One of Albany’s “heritage trees,” an odd little elm in front of the Christian Science Reading Room at Seventh and Calapooia, has come down with an incurable disease and will have to come down, period.
Rick Barnett of the city parks department sent out a notice of the situation Tuesday. “Really unfortunate but unavoidable,” he wrote.
The tree is a Camperdown elm. Gary Schmidt, board chairman of the Christian Science Church, said church members and others had noticed the top of the tree dying a few weeks ago. They called in Buena Vista Arbor Care, who sent someone to take samples and have them tested at Oregon State University.
On Tuesday the verdict came back: Dutch elm disease.
“There is no cure, and if left it can spread the disease,” Barnett said in his email alert. “It will be removed tomorrow.”Â
Camperdown elms are a variety first discovered about 1840 at the estate of the Earl of Camperdown near Dundee in Scotland. (You can learn the details and more from Wikipedia, where I got this.) They have highly contorted branches, and the Albany tree certainly lives up to that characteristic.
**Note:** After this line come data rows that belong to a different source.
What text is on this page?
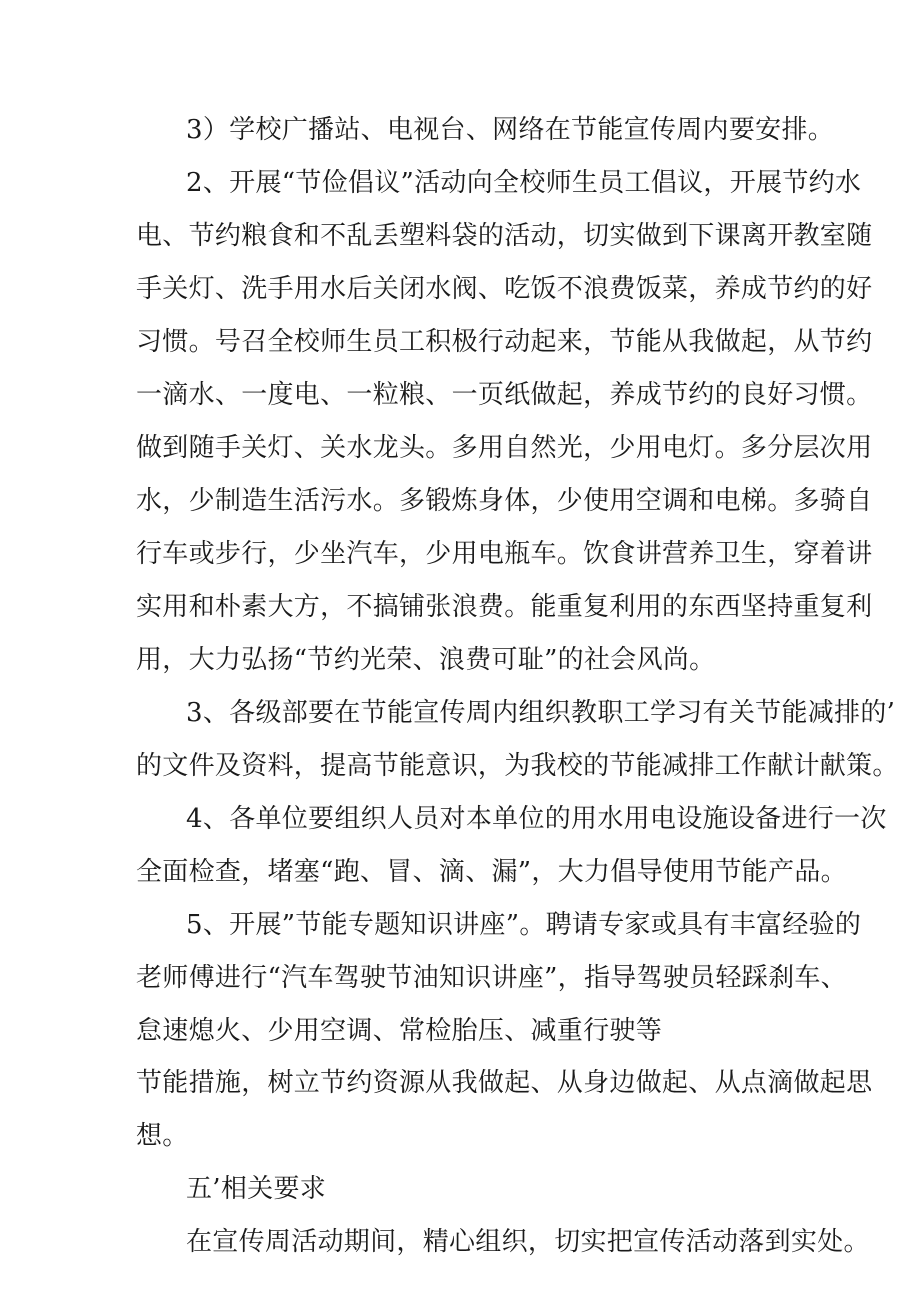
3）学校广播站、电视台、网络在节能宣传周内要安排。
2、开展“节俭倡议”活动向全校师生员工倡议，开展节约水
电、节约粮食和不乱丢塑料袋的活动，切实做到下课离开教室随
手关灯、洗手用水后关闭水阀、吃饭不浪费饭菜，养成节约的好
习惯。号召全校师生员工积极行动起来，节能从我做起，从节约
一滴水、一度电、一粒粮、一页纸做起，养成节约的良好习惯。
做到随手关灯、关水龙头。多用自然光，少用电灯。多分层次用
水，少制造生活污水。多锻炼身体，少使用空调和电梯。多骑自
行车或步行，少坐汽车，少用电瓶车。饮食讲营养卫生，穿着讲
实用和朴素大方，不搞铺张浪费。能重复利用的东西坚持重复利
用，大力弘扬“节约光荣、浪费可耻”的社会风尚。
3、各级部要在节能宣传周内组织教职工学习有关节能减排的’
的文件及资料，提高节能意识，为我校的节能减排工作献计献策。
4、各单位要组织人员对本单位的用水用电设施设备进行一次
全面检查，堵塞“跑、冒、滴、漏”，大力倡导使用节能产品。
5、开展”节能专题知识讲座”。聘请专家或具有丰富经验的
老师傅进行“汽车驾驶节油知识讲座”，指导驾驶员轻踩刹车、
怠速熄火、少用空调、常检胎压、减重行驶等
节能措施，树立节约资源从我做起、从身边做起、从点滴做起思
想。
五’相关要求
在宣传周活动期间，精心组织，切实把宣传活动落到实处。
Schmidt, of the church, doesn’t know how old this tree is. But the church has pictures from the 1950s or ’60s showing it to be only about 10 feet tall. Now it’s maybe twice that height.
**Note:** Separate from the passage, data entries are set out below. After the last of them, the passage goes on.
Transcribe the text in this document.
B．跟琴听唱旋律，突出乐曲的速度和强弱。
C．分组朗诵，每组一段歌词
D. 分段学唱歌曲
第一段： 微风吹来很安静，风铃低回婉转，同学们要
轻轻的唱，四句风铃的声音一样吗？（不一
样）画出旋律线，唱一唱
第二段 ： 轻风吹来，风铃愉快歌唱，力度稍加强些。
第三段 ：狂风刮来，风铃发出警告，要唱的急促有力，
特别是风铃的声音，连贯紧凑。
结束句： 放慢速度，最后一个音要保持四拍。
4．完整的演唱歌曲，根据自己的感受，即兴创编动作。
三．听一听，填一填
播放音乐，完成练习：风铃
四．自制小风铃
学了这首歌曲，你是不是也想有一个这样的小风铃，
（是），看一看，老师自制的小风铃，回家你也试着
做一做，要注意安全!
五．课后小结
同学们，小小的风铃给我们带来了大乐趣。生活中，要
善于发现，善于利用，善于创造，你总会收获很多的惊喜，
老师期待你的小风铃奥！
Judging by a plaque set in the ground underneath the canopy, the Albany Tree Commission recognized the elm as a “heritage tree” in 2001.
This elm has been a landmark at this corner for some time. Too bad it’s dying and has to come down, but it can’t be helped. (hh)
The same thing is happening to the Camperdown Elm at 806 Fifth SW. It was about 40 years old when it was planted on Fifth Avenue by Bill Marshall (in 1991) for the homeowners’ fifth wedding anniversary. Bill tended the Christian Science tree for many years as well. He is now a landscape designer with Stutzman’s as well as a local artist. This is too sad…
That dear elm tree provided many years of shade for the Christian Science Reading Room as well as shelter for passers-by who often paused beneath its canopy to rest on a hot day. Just a few weeks ago a mom and her young daughter were caught in a downpour and ran to the elm for shelter. They waited out the storm under the elm and stayed as dry as if they had been indoors.
All things material are temporal and will pass in time, but the spiritual idea they represent is eternal and ever available to all of us as children of our Divine Creator. We are grateful for the camperdown elm and its years of standing outside our reading room. We are even more grateful for the divine idea it represented and remains to bless the reading room and all of Albany.
Has anyone ever read a better, more appropriate comment on this site, on any subject? I’m grateful for this contribution elevating the tone of our site. (hh)
Hear, Hear
Second your point.
Thoughtful eloquence is something all should be able to appreciate.
Watched them taking down that wonderful tree. It hurt my heart.